"If you'll watch the team, Mr. Crosby," the voice of Higgins broke in at this timely juncture, "I'll run acrost to the depot an' ast about the train."

"Much obliged, old man; much obliged," returned Crosby affably. "Are you afraid to be alone in the dark?" he asked, as Higgins rushed out into the rain. The storm had abated by this time and there was but the faintest suggestion of distant thunder and lightning, the after-fall of rain being little more than a drizzle.

"Awfully," she confessed, "but it's safer here than on the beam," she added, and his heart grew very tender as he detected the fatigue in her voice. "Anyhow, we have the papers safely signed."

"Mrs. Delancy, I—I swear that you shall never regret this day and night," he said, stopping in his walk and placing his hands on her shoulders. She caught her breath quickly. "Do you know what I mean?"

"I—I think—I'm not quite sure," she stammered.

"You will know some day," he said huskily.

When Mr. Higgins appeared at the end of the shed, carrying a lighted lantern, he saw a tall young man and a tall young woman standing side by side, awaiting his approach with the unconcern of persons who have no interest in common.

"Ah, a lantern," cried Crosby. "Now we can see what we look like and—and who we are."

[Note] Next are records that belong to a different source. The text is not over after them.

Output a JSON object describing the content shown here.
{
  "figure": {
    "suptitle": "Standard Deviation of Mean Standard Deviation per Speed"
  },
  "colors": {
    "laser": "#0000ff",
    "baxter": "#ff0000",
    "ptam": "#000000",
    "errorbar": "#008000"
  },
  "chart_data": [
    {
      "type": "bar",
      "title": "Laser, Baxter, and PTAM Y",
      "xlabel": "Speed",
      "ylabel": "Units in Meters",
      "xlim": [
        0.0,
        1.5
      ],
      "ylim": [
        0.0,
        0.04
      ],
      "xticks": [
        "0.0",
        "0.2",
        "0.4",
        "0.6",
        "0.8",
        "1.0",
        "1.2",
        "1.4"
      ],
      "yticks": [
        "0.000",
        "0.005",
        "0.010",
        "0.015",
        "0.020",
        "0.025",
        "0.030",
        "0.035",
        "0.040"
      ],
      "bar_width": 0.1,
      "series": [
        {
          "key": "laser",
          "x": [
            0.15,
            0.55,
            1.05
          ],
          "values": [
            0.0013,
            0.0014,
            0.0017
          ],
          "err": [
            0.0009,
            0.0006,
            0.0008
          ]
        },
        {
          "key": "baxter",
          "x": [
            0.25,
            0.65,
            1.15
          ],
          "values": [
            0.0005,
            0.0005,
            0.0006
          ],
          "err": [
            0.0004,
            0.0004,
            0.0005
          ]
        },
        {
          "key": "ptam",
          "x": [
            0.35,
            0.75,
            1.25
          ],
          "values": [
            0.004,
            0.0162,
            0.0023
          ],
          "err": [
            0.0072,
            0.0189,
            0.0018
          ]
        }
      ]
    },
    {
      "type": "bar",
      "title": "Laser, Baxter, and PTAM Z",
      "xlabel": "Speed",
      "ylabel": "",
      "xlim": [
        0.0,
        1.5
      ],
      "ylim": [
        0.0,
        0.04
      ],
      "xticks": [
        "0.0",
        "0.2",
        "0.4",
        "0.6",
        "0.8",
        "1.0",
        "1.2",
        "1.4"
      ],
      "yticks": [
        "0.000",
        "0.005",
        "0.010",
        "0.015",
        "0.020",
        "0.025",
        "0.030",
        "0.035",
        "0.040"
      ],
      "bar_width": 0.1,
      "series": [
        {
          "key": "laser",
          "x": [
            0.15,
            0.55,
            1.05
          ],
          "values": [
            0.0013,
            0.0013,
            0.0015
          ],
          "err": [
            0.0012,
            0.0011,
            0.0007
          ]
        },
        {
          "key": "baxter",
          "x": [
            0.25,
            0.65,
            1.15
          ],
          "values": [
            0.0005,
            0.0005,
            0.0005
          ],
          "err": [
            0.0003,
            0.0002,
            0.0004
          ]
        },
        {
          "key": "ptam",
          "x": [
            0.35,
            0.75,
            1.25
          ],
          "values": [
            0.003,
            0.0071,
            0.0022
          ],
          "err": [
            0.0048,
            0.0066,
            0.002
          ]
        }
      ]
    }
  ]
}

Higgins informed them that an east-bound passenger train went through in twenty minutes, stopping on the side track to allow west-bound No. 7 to pass. This train also took water near the bridge which crossed the river just west of the depot. The west-bound train was on time, the other about five minutes late. He brought the welcome news that the rain was over and that a few stars were peeping through the western sky. There was unwelcome news, however, in the statement that the mud was ankle deep from the elevator to the station platform and that the washing out of a street culvert would prevent him from using the wagon.

"I don't mind the mud," said Mrs. Delancy, very bravely indeed.